My old pastor, Msgr. Schuler, use to talk about the priestly vocations crisis in light of the ridiculous discussions going on in the diocese at that time. They were just making plans about how to starve to death instead of actually getting out and planting crops and doing some fishing. In his 33 years as pastor, there were 30 First Masses at his parish. The secret? Strong identity Catholicism, superior traditional liturgical worship, an open door.
Were some of those older dying orders to undergo true reforms and get back to what they are supposed to be, not necessary giving up everything they have taken on over the decades, but reintegrate a real religious sense in light of the charism of the group and the founder’s vision, as well as taking on a more visible role in society – yes with habits – I suspect their numbers would grow in a way that the more traditional groups are growing. They could make the pie bigger. In other words, everyone, even more people could benefit.

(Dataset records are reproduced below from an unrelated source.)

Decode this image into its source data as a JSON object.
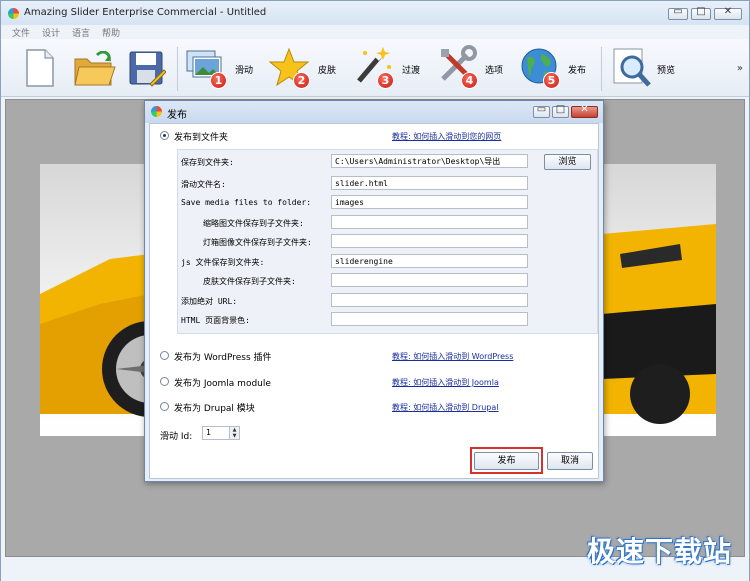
{
  "window": {
    "title": "Amazing Slider Enterprise Commercial - Untitled"
  },
  "window_buttons": {
    "minimize": "▭",
    "maximize": "□",
    "close": "✕"
  },
  "menu": [
    "文件",
    "设计",
    "语言",
    "帮助"
  ],
  "toolbar": {
    "items": [
      {
        "icon": "new-file-icon",
        "label": ""
      },
      {
        "icon": "open-folder-icon",
        "label": ""
      },
      {
        "icon": "save-disk-icon",
        "label": ""
      },
      {
        "icon": "slides-icon",
        "label": "滑动",
        "badge": "1"
      },
      {
        "icon": "skin-star-icon",
        "label": "皮肤",
        "badge": "2"
      },
      {
        "icon": "transition-wand-icon",
        "label": "过渡",
        "badge": "3"
      },
      {
        "icon": "options-tools-icon",
        "label": "选项",
        "badge": "4"
      },
      {
        "icon": "publish-globe-icon",
        "label": "发布",
        "badge": "5"
      },
      {
        "icon": "preview-magnifier-icon",
        "label": "预览"
      }
    ],
    "more": "»"
  },
  "dialog": {
    "title": "发布",
    "publish_folder": {
      "label": "发布到文件夹",
      "selected": true,
      "help_link": "教程: 如何插入滑动到您的网页",
      "fields": [
        {
          "label": "保存到文件夹:",
          "value": "C:\\Users\\Administrator\\Desktop\\导出"
        },
        {
          "label": "滑动文件名:",
          "value": "slider.html"
        },
        {
          "label": "Save media files to folder:",
          "value": "images"
        },
        {
          "label": "缩略图文件保存到子文件夹:",
          "value": ""
        },
        {
          "label": "灯箱图像文件保存到子文件夹:",
          "value": ""
        },
        {
          "label": "js 文件保存到文件夹:",
          "value": "sliderengine"
        },
        {
          "label": "皮肤文件保存到子文件夹:",
          "value": ""
        },
        {
          "label": "添加绝对 URL:",
          "value": ""
        },
        {
          "label": "HTML 页面背景色:",
          "value": ""
        }
      ],
      "browse_button": "浏览"
    },
    "options": [
      {
        "label": "发布为 WordPress 插件",
        "link": "教程: 如何插入滑动到 WordPress"
      },
      {
        "label": "发布为 Joomla module",
        "link": "教程: 如何插入滑动到 Joomla"
      },
      {
        "label": "发布为 Drupal 模块",
        "link": "教程: 如何插入滑动到 Drupal"
      }
    ],
    "slider_id": {
      "label": "滑动 Id:",
      "value": "1"
    },
    "publish_button": "发布",
    "cancel_button": "取消"
  },
  "watermark": "极速下载站",
  "colors": {
    "highlight": "#d8302a",
    "link": "#1a2f9e",
    "badge": "#d42418"
  }
}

In the article, above (read the whole thing) there is a paragraph which describes what some of the older, liberal-group sisters are reading:
In the small, cushion-filled room on the third floor of her group home in Springfield, where she and four other sisters pray every morning, I saw copies of “The Te of Piglet” and works by the Buddhist monk Thich Nhat Han, in addition to Francis of Assisi.
Wow. That’ll inspire a young idealist to join up! “Isn’t that great? Sr. Randi is reading Buddhists! I think I’ll join.”
Look. I think we should be widely read. But … that stuff in their “prayer room”? Fail.
I suspect that young women are like young men in that they want to give themselves over to something that has a goal, defined edges, a clear mission and identity. They are ready to set aside cushions in favor of a kneeler.